Nevertheless, Spotlight does not entirely avoid the pitfalls and clichés of the genre, allowing fine actors to deliver rote lines like “We’re going after the system!” and “They control everything!”; at the most histrionic moment, Ruffalo screams “We gotta show them . . . This is bullshit!” before slamming a door and angrily exiting. One could argue that such passion is an apt dramatic device for a film so relentlessly focused on the single-minded mission of truth-uncovering reportage, yet these moments bring Spotlight a little too close to grandstanding, and this is detrimental to a film that’s already given to unsubtle visual gestures. I lost count after a while of all the shots in which a looming church dwarfs its surrounding homes like an evil castle on the hill. Such images hammer home the point of the film and the article it’s based on: that the decades of abuse were not because of a few bad apples but larger, deeply systemic problems in the Church that go all the way to the top, way past just the archdiocese of Boston. The film constantly reminds us that we’re watching a David and Goliath battle, in which a tiny four-person investigation team, whose section is perilously close to being on the chopping block, dares to take on the Church, and for a newspaper whose subscribers are 53% Catholic.

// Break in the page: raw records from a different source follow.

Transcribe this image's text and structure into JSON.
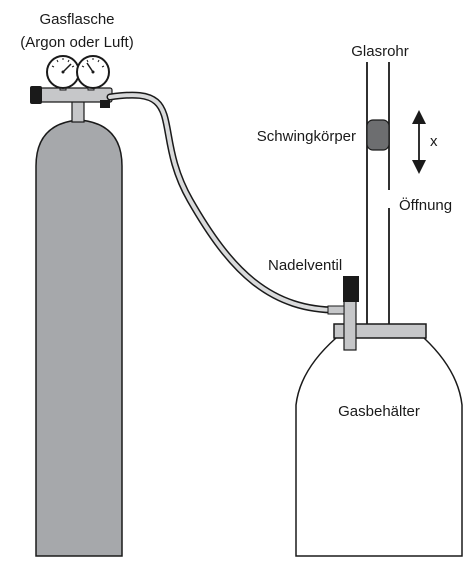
{
  "labels": {
    "cylinder_line1": "Gasflasche",
    "cylinder_line2": "(Argon oder Luft)",
    "tube": "Glasrohr",
    "oscillator": "Schwingkörper",
    "displacement": "x",
    "opening": "Öffnung",
    "needle_valve": "Nadelventil",
    "container": "Gasbehälter"
  },
  "colors": {
    "cylinder_fill": "#a6a8ab",
    "container_fill": "#ffffff",
    "collar_fill": "#c6c7c9",
    "oscillator_fill": "#6d6e70",
    "valve_fill": "#1a1a1a",
    "stroke": "#1a1a1a"
  }
}
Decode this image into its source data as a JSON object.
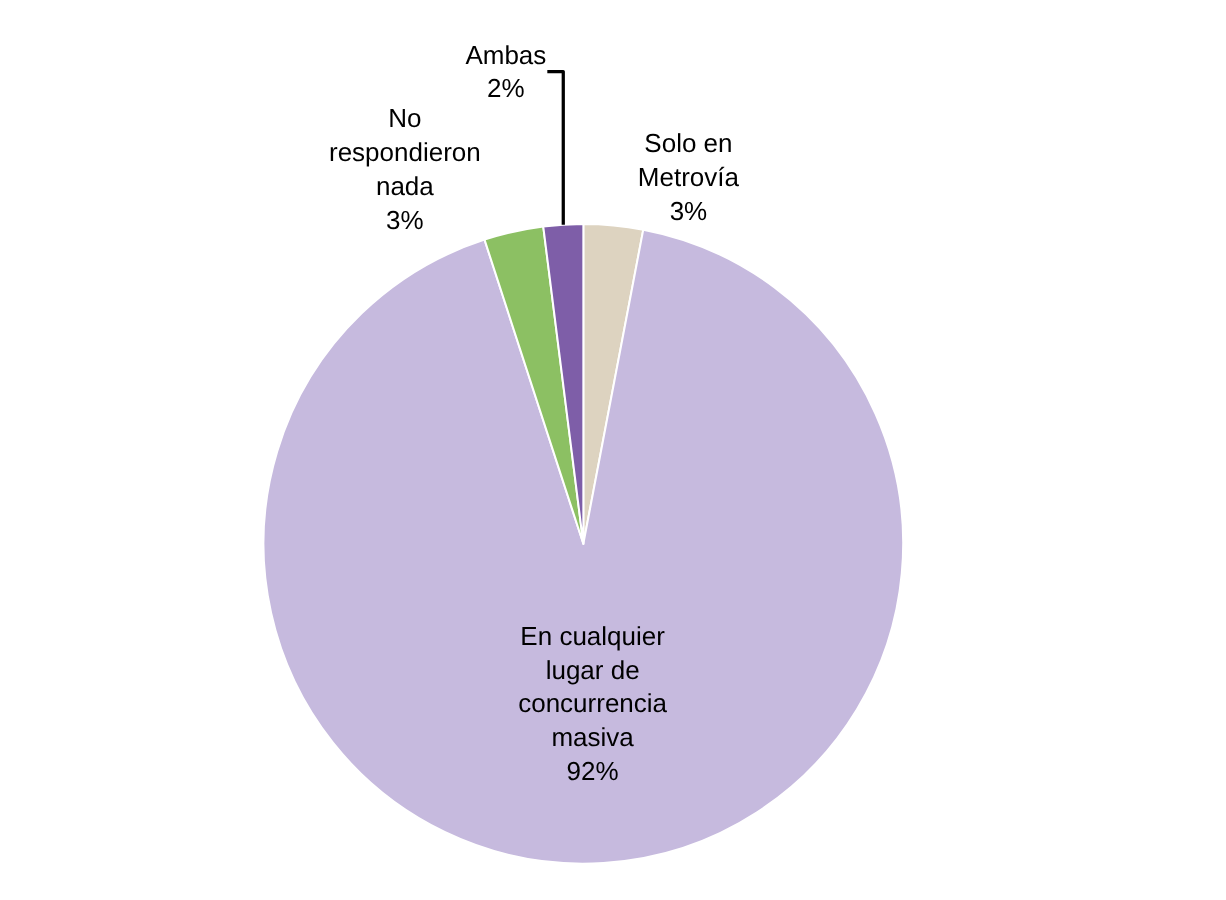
{
  "chart_data": {
    "type": "pie",
    "categories": [
      "Solo en Metrovía",
      "En cualquier lugar de concurrencia masiva",
      "No respondieron nada",
      "Ambas"
    ],
    "values": [
      3,
      92,
      3,
      2
    ],
    "value_labels": [
      "3%",
      "92%",
      "3%",
      "2%"
    ],
    "colors": [
      "#ddd3c0",
      "#c6bade",
      "#8cc063",
      "#7e5ea8"
    ]
  }
}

In centering on those who need not wrestle with questions of personal faith, Spotlight concerns itself with religion only as an organization. For a film about direct journalistic and legal action, this makes sense. But in allowing its only spiritual characters to be the Church’s victims, left on the narrative’s peripheries, it feels like it misses something about the overall makeup of the city in which it takes place, despite a seeming aim for authenticity, as evidenced by the many locals cast in supporting roles. Priests are strictly abstracted bogeymen here, a point underlined when Matt discovers that one of the accused lives on his own street; when he goes outside at night to stand in front of it, the house stares back at him silently, and it might as well be the abandoned abode of Michael Myers. Spotlight is savvy in focusing on process, yet when it occasionally reduces its core concerns to a simple crusader-versus-conspirator, good-versus-evil battle, it loses the story. Thankfully, Ruffalo, Keaton, and the rest of the cast are always there to dig, search, find the thread, and help set it in place again.